02.14.2020   |   Blog Articles, Consumer Finance Litigation, Eleventh Circuit, FDCPA

Eleventh Circuit Affirms Dismissal of FDCPA Class Action Relating to Judicial Foreclosure Practices

On February 11, 2020, the United States Circuit Court of Appeal for the Eleventh Circuit issued its opinion in Anderman v. JP Morgan Chase Bank, N.A., Case No. 19-13734 regarding the applicability of the federal Fair Debt Collection Practices Act (“FDCPA”) to certain conduct in judicial foreclosure actions. In Anderman, the plaintiffs alleged on behalf of themselves and a class of similarly situated individuals that JPMorgan Chase and its counsel violated the FDCPA by allegedly seeking to collect a debt against the potential heirs of deceased borrowers by naming them in foreclosure complaints. The plaintiffs alleged that cautionary language in Florida’s summons form and the fact that the complaint reserved jurisdiction to enter a deficiency judgment made the foreclosure action an attempt to collect a debt against the deceased borrower’s heirs – which the plaintiffs argued was improper since they do not owe the decedent’s debt.

The district court dismissed the complaint on the grounds that JPMorgan Chase was not a “debt collector” as the term is defined under the FDCPA and that JPMorgan Chase’s conduct did not constitute “an attempt to collect a debt” and therefore was not regulated by the terms of the FDCPA.
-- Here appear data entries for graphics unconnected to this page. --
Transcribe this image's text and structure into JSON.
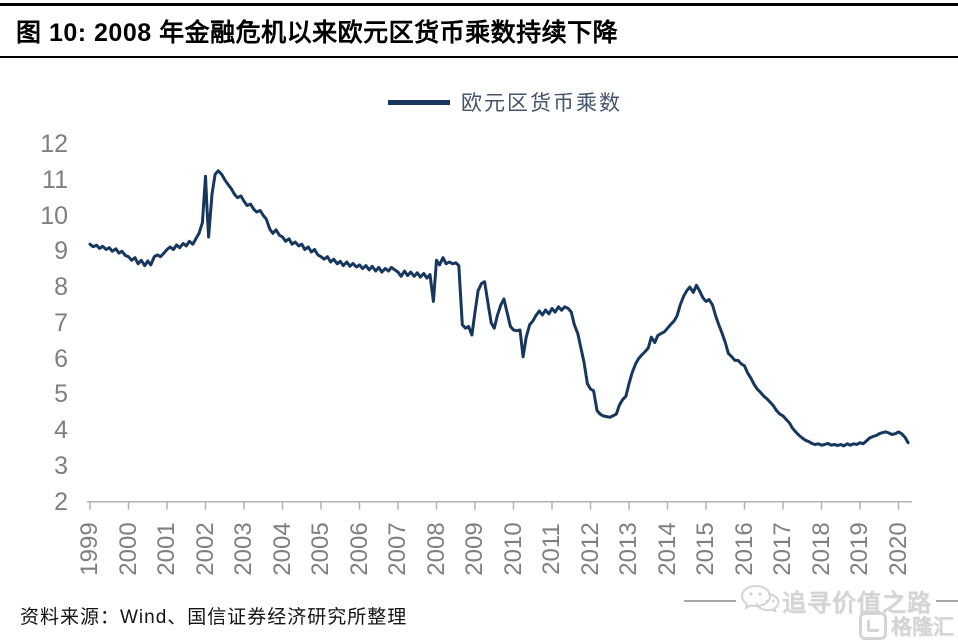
{
  "title": {
    "text": "图 10: 2008 年金融危机以来欧元区货币乘数持续下降"
  },
  "legend": {
    "label": "欧元区货币乘数"
  },
  "source": {
    "text": "资料来源：Wind、国信证券经济研究所整理"
  },
  "watermark": {
    "text": "追寻价值之路",
    "logo_text": "格隆汇"
  },
  "colors": {
    "line": "#17375e",
    "legend_text": "#44546a",
    "axis": "#b3b3b3",
    "tick_label": "#7f7f7f",
    "title_text": "#000000",
    "watermark": "#d4d4d4"
  },
  "chart_data": {
    "type": "line",
    "title": "图 10: 2008 年金融危机以来欧元区货币乘数持续下降",
    "xlabel": "",
    "ylabel": "",
    "legend_position": "top-center",
    "grid": false,
    "xlim": [
      1998.9,
      2020.45
    ],
    "ylim": [
      2,
      12
    ],
    "x_ticks": [
      1999,
      2000,
      2001,
      2002,
      2003,
      2004,
      2005,
      2006,
      2007,
      2008,
      2009,
      2010,
      2011,
      2012,
      2013,
      2014,
      2015,
      2016,
      2017,
      2018,
      2019,
      2020
    ],
    "y_ticks": [
      2,
      3,
      4,
      5,
      6,
      7,
      8,
      9,
      10,
      11,
      12
    ],
    "series": [
      {
        "name": "欧元区货币乘数",
        "points": [
          [
            1999.0,
            9.2
          ],
          [
            1999.08,
            9.13
          ],
          [
            1999.17,
            9.17
          ],
          [
            1999.25,
            9.08
          ],
          [
            1999.33,
            9.14
          ],
          [
            1999.42,
            9.05
          ],
          [
            1999.5,
            9.1
          ],
          [
            1999.58,
            9.0
          ],
          [
            1999.67,
            9.07
          ],
          [
            1999.75,
            8.95
          ],
          [
            1999.83,
            9.0
          ],
          [
            1999.92,
            8.88
          ],
          [
            2000.0,
            8.85
          ],
          [
            2000.08,
            8.75
          ],
          [
            2000.17,
            8.82
          ],
          [
            2000.25,
            8.65
          ],
          [
            2000.33,
            8.75
          ],
          [
            2000.42,
            8.6
          ],
          [
            2000.5,
            8.73
          ],
          [
            2000.58,
            8.62
          ],
          [
            2000.67,
            8.85
          ],
          [
            2000.75,
            8.9
          ],
          [
            2000.83,
            8.85
          ],
          [
            2000.92,
            8.95
          ],
          [
            2001.0,
            9.05
          ],
          [
            2001.08,
            9.12
          ],
          [
            2001.17,
            9.05
          ],
          [
            2001.25,
            9.18
          ],
          [
            2001.33,
            9.1
          ],
          [
            2001.42,
            9.22
          ],
          [
            2001.5,
            9.15
          ],
          [
            2001.58,
            9.28
          ],
          [
            2001.67,
            9.2
          ],
          [
            2001.75,
            9.35
          ],
          [
            2001.83,
            9.5
          ],
          [
            2001.92,
            9.8
          ],
          [
            2002.0,
            11.1
          ],
          [
            2002.04,
            10.2
          ],
          [
            2002.08,
            9.4
          ],
          [
            2002.17,
            10.6
          ],
          [
            2002.25,
            11.15
          ],
          [
            2002.33,
            11.25
          ],
          [
            2002.42,
            11.15
          ],
          [
            2002.5,
            11.0
          ],
          [
            2002.58,
            10.88
          ],
          [
            2002.67,
            10.75
          ],
          [
            2002.75,
            10.6
          ],
          [
            2002.83,
            10.5
          ],
          [
            2002.92,
            10.55
          ],
          [
            2003.0,
            10.4
          ],
          [
            2003.08,
            10.28
          ],
          [
            2003.17,
            10.32
          ],
          [
            2003.25,
            10.18
          ],
          [
            2003.33,
            10.1
          ],
          [
            2003.42,
            10.14
          ],
          [
            2003.5,
            10.0
          ],
          [
            2003.58,
            9.9
          ],
          [
            2003.67,
            9.62
          ],
          [
            2003.75,
            9.5
          ],
          [
            2003.83,
            9.6
          ],
          [
            2003.92,
            9.45
          ],
          [
            2004.0,
            9.4
          ],
          [
            2004.08,
            9.28
          ],
          [
            2004.17,
            9.35
          ],
          [
            2004.25,
            9.2
          ],
          [
            2004.33,
            9.26
          ],
          [
            2004.42,
            9.15
          ],
          [
            2004.5,
            9.2
          ],
          [
            2004.58,
            9.05
          ],
          [
            2004.67,
            9.12
          ],
          [
            2004.75,
            8.98
          ],
          [
            2004.83,
            9.05
          ],
          [
            2004.92,
            8.9
          ],
          [
            2005.0,
            8.85
          ],
          [
            2005.08,
            8.78
          ],
          [
            2005.17,
            8.85
          ],
          [
            2005.25,
            8.7
          ],
          [
            2005.33,
            8.78
          ],
          [
            2005.42,
            8.65
          ],
          [
            2005.5,
            8.72
          ],
          [
            2005.58,
            8.6
          ],
          [
            2005.67,
            8.7
          ],
          [
            2005.75,
            8.58
          ],
          [
            2005.83,
            8.66
          ],
          [
            2005.92,
            8.56
          ],
          [
            2006.0,
            8.62
          ],
          [
            2006.08,
            8.52
          ],
          [
            2006.17,
            8.6
          ],
          [
            2006.25,
            8.48
          ],
          [
            2006.33,
            8.58
          ],
          [
            2006.42,
            8.45
          ],
          [
            2006.5,
            8.55
          ],
          [
            2006.58,
            8.42
          ],
          [
            2006.67,
            8.52
          ],
          [
            2006.75,
            8.45
          ],
          [
            2006.83,
            8.55
          ],
          [
            2006.92,
            8.48
          ],
          [
            2007.0,
            8.42
          ],
          [
            2007.08,
            8.3
          ],
          [
            2007.17,
            8.45
          ],
          [
            2007.25,
            8.32
          ],
          [
            2007.33,
            8.42
          ],
          [
            2007.42,
            8.3
          ],
          [
            2007.5,
            8.4
          ],
          [
            2007.58,
            8.28
          ],
          [
            2007.67,
            8.38
          ],
          [
            2007.75,
            8.25
          ],
          [
            2007.83,
            8.35
          ],
          [
            2007.92,
            7.6
          ],
          [
            2008.0,
            8.75
          ],
          [
            2008.08,
            8.62
          ],
          [
            2008.17,
            8.82
          ],
          [
            2008.25,
            8.65
          ],
          [
            2008.33,
            8.7
          ],
          [
            2008.42,
            8.65
          ],
          [
            2008.5,
            8.68
          ],
          [
            2008.58,
            8.6
          ],
          [
            2008.67,
            6.95
          ],
          [
            2008.75,
            6.85
          ],
          [
            2008.83,
            6.9
          ],
          [
            2008.92,
            6.66
          ],
          [
            2009.0,
            7.3
          ],
          [
            2009.08,
            7.9
          ],
          [
            2009.17,
            8.1
          ],
          [
            2009.25,
            8.15
          ],
          [
            2009.33,
            7.6
          ],
          [
            2009.42,
            7.0
          ],
          [
            2009.5,
            6.85
          ],
          [
            2009.58,
            7.2
          ],
          [
            2009.67,
            7.5
          ],
          [
            2009.75,
            7.67
          ],
          [
            2009.83,
            7.3
          ],
          [
            2009.92,
            6.9
          ],
          [
            2010.0,
            6.8
          ],
          [
            2010.08,
            6.78
          ],
          [
            2010.17,
            6.8
          ],
          [
            2010.25,
            6.05
          ],
          [
            2010.33,
            6.6
          ],
          [
            2010.42,
            6.95
          ],
          [
            2010.5,
            7.05
          ],
          [
            2010.58,
            7.2
          ],
          [
            2010.67,
            7.33
          ],
          [
            2010.75,
            7.22
          ],
          [
            2010.83,
            7.36
          ],
          [
            2010.92,
            7.25
          ],
          [
            2011.0,
            7.4
          ],
          [
            2011.08,
            7.3
          ],
          [
            2011.17,
            7.45
          ],
          [
            2011.25,
            7.35
          ],
          [
            2011.33,
            7.45
          ],
          [
            2011.42,
            7.4
          ],
          [
            2011.5,
            7.3
          ],
          [
            2011.58,
            6.95
          ],
          [
            2011.67,
            6.7
          ],
          [
            2011.75,
            6.3
          ],
          [
            2011.83,
            5.9
          ],
          [
            2011.92,
            5.3
          ],
          [
            2012.0,
            5.15
          ],
          [
            2012.08,
            5.1
          ],
          [
            2012.17,
            4.55
          ],
          [
            2012.25,
            4.45
          ],
          [
            2012.33,
            4.4
          ],
          [
            2012.42,
            4.38
          ],
          [
            2012.5,
            4.36
          ],
          [
            2012.58,
            4.4
          ],
          [
            2012.67,
            4.45
          ],
          [
            2012.75,
            4.7
          ],
          [
            2012.83,
            4.85
          ],
          [
            2012.92,
            4.95
          ],
          [
            2013.0,
            5.3
          ],
          [
            2013.08,
            5.6
          ],
          [
            2013.17,
            5.85
          ],
          [
            2013.25,
            6.0
          ],
          [
            2013.33,
            6.1
          ],
          [
            2013.42,
            6.2
          ],
          [
            2013.5,
            6.3
          ],
          [
            2013.58,
            6.6
          ],
          [
            2013.67,
            6.45
          ],
          [
            2013.75,
            6.65
          ],
          [
            2013.83,
            6.7
          ],
          [
            2013.92,
            6.75
          ],
          [
            2014.0,
            6.85
          ],
          [
            2014.08,
            6.95
          ],
          [
            2014.17,
            7.05
          ],
          [
            2014.25,
            7.2
          ],
          [
            2014.33,
            7.5
          ],
          [
            2014.42,
            7.75
          ],
          [
            2014.5,
            7.9
          ],
          [
            2014.58,
            8.0
          ],
          [
            2014.67,
            7.85
          ],
          [
            2014.75,
            8.05
          ],
          [
            2014.83,
            7.9
          ],
          [
            2014.92,
            7.7
          ],
          [
            2015.0,
            7.6
          ],
          [
            2015.08,
            7.65
          ],
          [
            2015.17,
            7.5
          ],
          [
            2015.25,
            7.2
          ],
          [
            2015.33,
            6.95
          ],
          [
            2015.42,
            6.7
          ],
          [
            2015.5,
            6.45
          ],
          [
            2015.58,
            6.15
          ],
          [
            2015.67,
            6.05
          ],
          [
            2015.75,
            5.95
          ],
          [
            2015.83,
            5.95
          ],
          [
            2015.92,
            5.85
          ],
          [
            2016.0,
            5.8
          ],
          [
            2016.08,
            5.6
          ],
          [
            2016.17,
            5.45
          ],
          [
            2016.25,
            5.28
          ],
          [
            2016.33,
            5.15
          ],
          [
            2016.42,
            5.05
          ],
          [
            2016.5,
            4.95
          ],
          [
            2016.58,
            4.88
          ],
          [
            2016.67,
            4.78
          ],
          [
            2016.75,
            4.68
          ],
          [
            2016.83,
            4.55
          ],
          [
            2016.92,
            4.45
          ],
          [
            2017.0,
            4.4
          ],
          [
            2017.08,
            4.3
          ],
          [
            2017.17,
            4.2
          ],
          [
            2017.25,
            4.05
          ],
          [
            2017.33,
            3.95
          ],
          [
            2017.42,
            3.85
          ],
          [
            2017.5,
            3.78
          ],
          [
            2017.58,
            3.72
          ],
          [
            2017.67,
            3.68
          ],
          [
            2017.75,
            3.63
          ],
          [
            2017.83,
            3.6
          ],
          [
            2017.92,
            3.62
          ],
          [
            2018.0,
            3.58
          ],
          [
            2018.08,
            3.6
          ],
          [
            2018.17,
            3.63
          ],
          [
            2018.25,
            3.58
          ],
          [
            2018.33,
            3.6
          ],
          [
            2018.42,
            3.57
          ],
          [
            2018.5,
            3.6
          ],
          [
            2018.58,
            3.56
          ],
          [
            2018.67,
            3.62
          ],
          [
            2018.75,
            3.58
          ],
          [
            2018.83,
            3.62
          ],
          [
            2018.92,
            3.6
          ],
          [
            2019.0,
            3.65
          ],
          [
            2019.08,
            3.62
          ],
          [
            2019.17,
            3.7
          ],
          [
            2019.25,
            3.78
          ],
          [
            2019.33,
            3.82
          ],
          [
            2019.42,
            3.85
          ],
          [
            2019.5,
            3.9
          ],
          [
            2019.58,
            3.93
          ],
          [
            2019.67,
            3.95
          ],
          [
            2019.75,
            3.92
          ],
          [
            2019.83,
            3.88
          ],
          [
            2019.92,
            3.9
          ],
          [
            2020.0,
            3.95
          ],
          [
            2020.08,
            3.9
          ],
          [
            2020.17,
            3.8
          ],
          [
            2020.25,
            3.65
          ]
        ]
      }
    ]
  }
}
The Eleventh Circuit affirmed on both grounds.  First, the complaint alleged in a conclusory manner that the principal purpose of JPMorgan Chase’s business is to collect on defaulted debts and that it regularly collects or attempts to collect debts owed to another. The Eleventh Circuit found that this statement merely set forth the definition of debt collector from the FDCPA verbatim and that it was not accompanied by sufficient factual averments to meet federal pleading standards. What facts were plead, that JP Morgan Chase had attempted to collect on the note and mortgage did not support this conclusory allegation because JPMorgan Chase was the payee under the note and mortgage attached as an exhibit to the complaint. As to the law firm, no facts were alleged to support the conclusory allegations of the complaint that JP Morgan Chase’s counsel was a debt collector other than a conclusory averment that amounted to a legal conclusion.

The Eleventh Circuit affirmed on the second ground as well – that the foreclosure summons and complaint were not an attempt to collect a debt from the plaintiffs.  The Eleventh Circuit begins its opinion on this issue by noting that the FDCPA applies to mortgage debt and that it applies to documents filed in litigation. However, the Eleventh Circuit held that the foreclosure complaint was not an attempt to collect a debt because it did not demand payment from the plaintiffs. With respect to the possibility of a deficiency judgment in foreclosure litigation, the Eleventh Circuit held that a request for the court to retain jurisdiction for such proceedings is neither an explicit nor implicit demand for payment from the plaintiffs. Similarly, the Eleventh Circuit held that language in the form summons provided for in the Florida Rules of Civil Procedure which warns of the possible consequences of failing to answer in litigation, including default judgment and wage garnishment, is also not an explicit or implicit demand for payment.

The holding in the Andermen opinion adds to a long line of cases where the Eleventh Circuit has recognized various fact patterns where foreclosure litigation is not considered debt collection under the FDCPA, and where foreclosure plaintiffs are not considered debt collectors under the FDCPA. Consequently, Andermen is instructive to litigants in FDCPA litigation and provides yet another cautionary tale about paying attention to the details when seeking to apply the FDCPA to fact patterns relating to judicial foreclosure.